UN panel on possible cloning ban wraps up first session on ‘troubling’ issue
“We went as far as we could in this Ad Hoc Committee at this time,” said Peter Tomka of Slovakia, the Chairman of the new UN Ad Hoc Committee on an International Convention against the Reproductive Cloning of Human Beings, at the end of the talks. He noted that the session, which heard briefings from experts in genetics and bioethics, had been educational for many participants. Attention had been focused on a number of issues involving important and fundamental policy, ethical and technical questions, he noted, but no particular conclusion had been reached.
The Committee’s final report, adopted following extensive discussions on the precise language to be used in describing the five-day proceedings, notes that there was general agreement that the reproductive cloning of human beings should be prohibited. The report also points out that some delegations sought an approach that would lead to a negotiating mandate on a universal ban on cloning humans, while others favoured a more comprehensive approach, and a mandate to also negotiate to ban cloning for therapeutic, experimental and research purposes.
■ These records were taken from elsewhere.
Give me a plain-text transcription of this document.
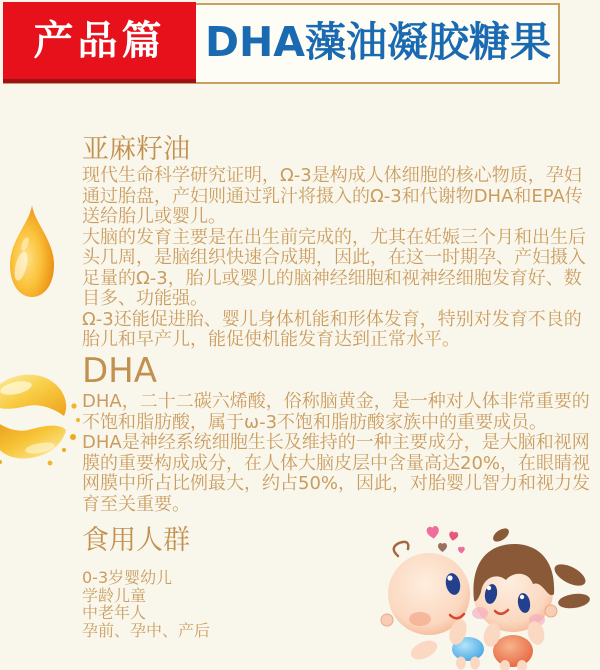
产品篇 DHA藻油凝胶糖果
亚麻籽油

现代生命科学研究证明，Ω-3是构成人体细胞的核心物质，孕妇通过胎盘，产妇则通过乳汁将摄入的Ω-3和代谢物DHA和EPA传送给胎儿或婴儿。

大脑的发育主要是在出生前完成的，尤其在妊娠三个月和出生后头几周，是脑组织快速合成期，因此，在这一时期孕、产妇摄入足量的Ω-3，胎儿或婴儿的脑神经细胞和视神经细胞发育好、数目多、功能强。

Ω-3还能促进胎、婴儿身体机能和形体发育，特别对发育不良的胎儿和早产儿，能促使机能发育达到正常水平。

DHA

DHA，二十二碳六烯酸，俗称脑黄金，是一种对人体非常重要的不饱和脂肪酸，属于ω-3不饱和脂肪酸家族中的重要成员。

DHA是神经系统细胞生长及维持的一种主要成分，是大脑和视网膜的重要构成成分，在人体大脑皮层中含量高达20%，在眼睛视网膜中所占比例最大，约占50%，因此，对胎婴儿智力和视力发育至关重要。

食用人群
0-3岁婴幼儿
学龄儿童
中老年人
孕前、孕中、产后
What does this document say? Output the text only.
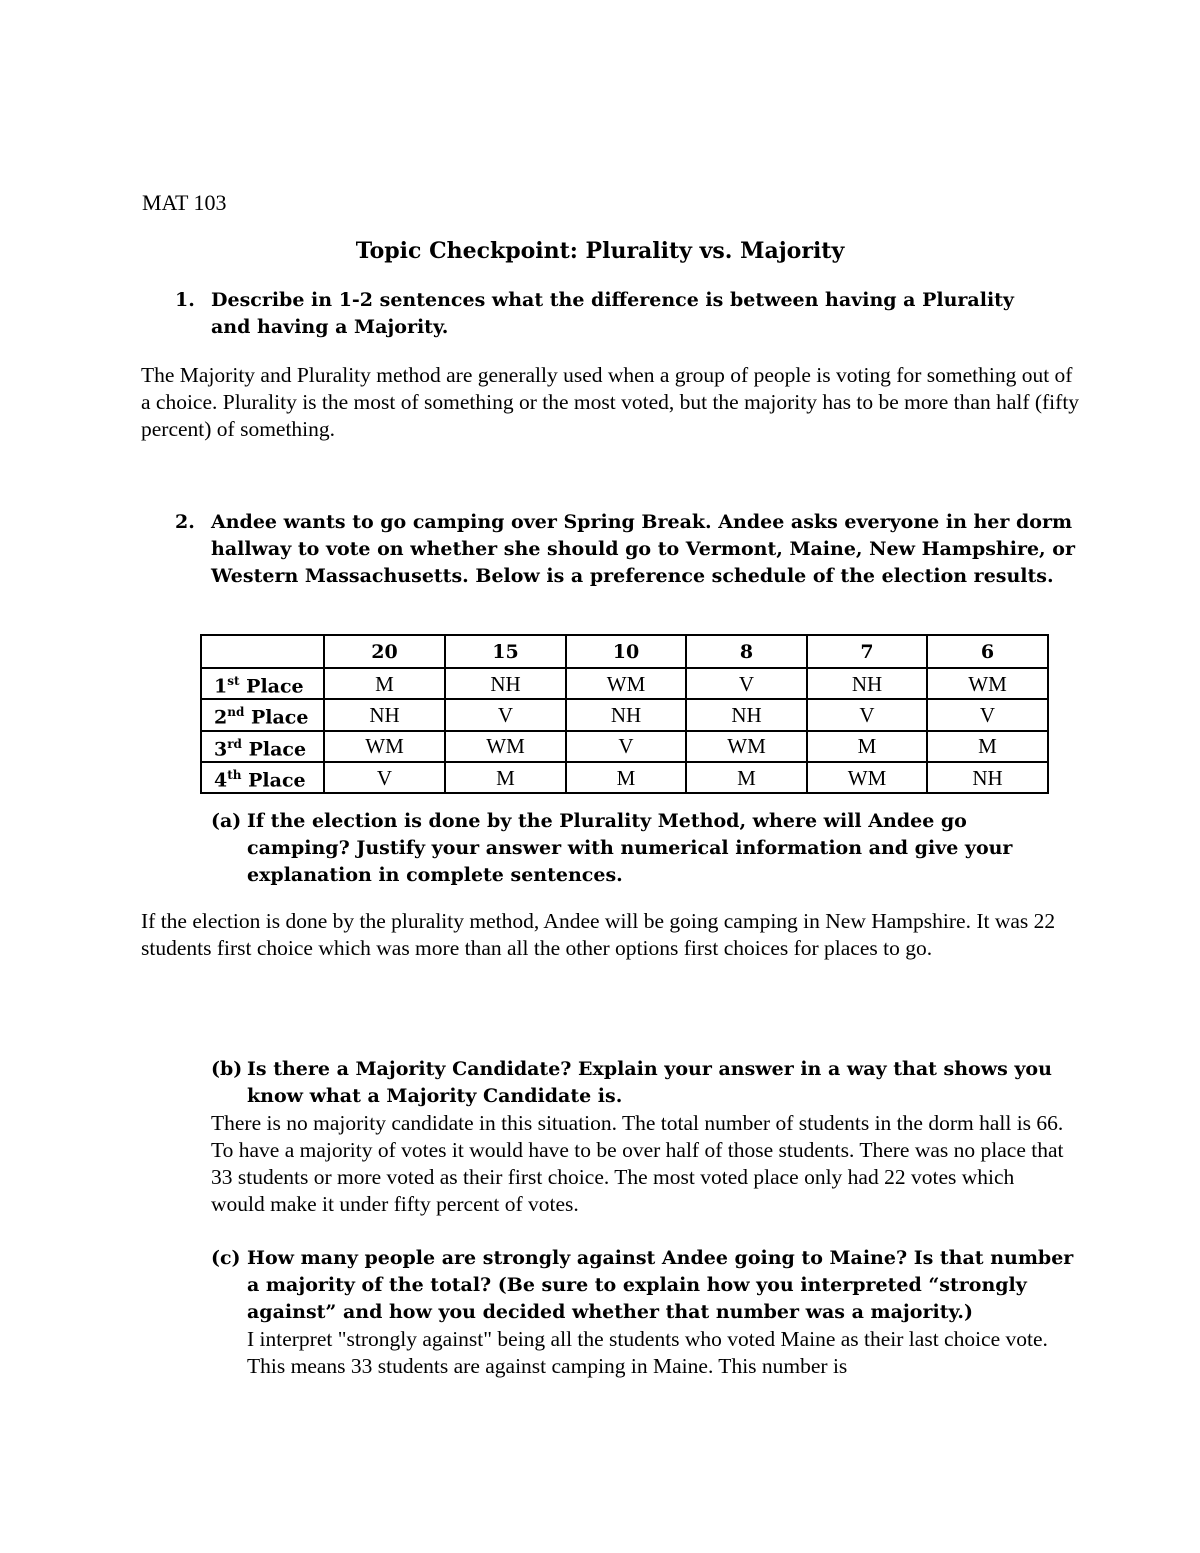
MAT 103
Topic Checkpoint: Plurality vs. Majority
1. Describe in 1-2 sentences what the difference is between having a Plurality and having a Majority.
The Majority and Plurality method are generally used when a group of people is voting for something out of a choice. Plurality is the most of something or the most voted, but the majority has to be more than half (fifty percent) of something.
2. Andee wants to go camping over Spring Break. Andee asks everyone in her dorm hallway to vote on whether she should go to Vermont, Maine, New Hampshire, or Western Massachusetts. Below is a preference schedule of the election results.
	20	15	10	8	7	6
1st Place	M	NH	WM	V	NH	WM
2nd Place	NH	V	NH	NH	V	V
3rd Place	WM	WM	V	WM	M	M
4th Place	V	M	M	M	WM	NH
(a) If the election is done by the Plurality Method, where will Andee go camping? Justify your answer with numerical information and give your explanation in complete sentences.
If the election is done by the plurality method, Andee will be going camping in New Hampshire. It was 22 students first choice which was more than all the other options first choices for places to go.
(b) Is there a Majority Candidate? Explain your answer in a way that shows you know what a Majority Candidate is.
There is no majority candidate in this situation. The total number of students in the dorm hall is 66. To have a majority of votes it would have to be over half of those students. There was no place that 33 students or more voted as their first choice. The most voted place only had 22 votes which would make it under fifty percent of votes.
(c) How many people are strongly against Andee going to Maine? Is that number a majority of the total? (Be sure to explain how you interpreted “strongly against” and how you decided whether that number was a majority.)
I interpret "strongly against" being all the students who voted Maine as their last choice vote. This means 33 students are against camping in Maine. This number is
In setting up the committee by adopting a resolution last December, the General Assembly said life sciences are opening prospects for health improvements, but termed current research on human cloning “an attack on the human dignity of the individual.”
The initiative for an international ban on human reproductive cloning was first proposed by France and Germany last August. They asserted that while only a small number of researchers or scientific institutions had the technical capacity to perform such operations, there was no doubt that the practice would have an impact on the entire human family. In response, they called for the treaty’s elaboration under UN auspices.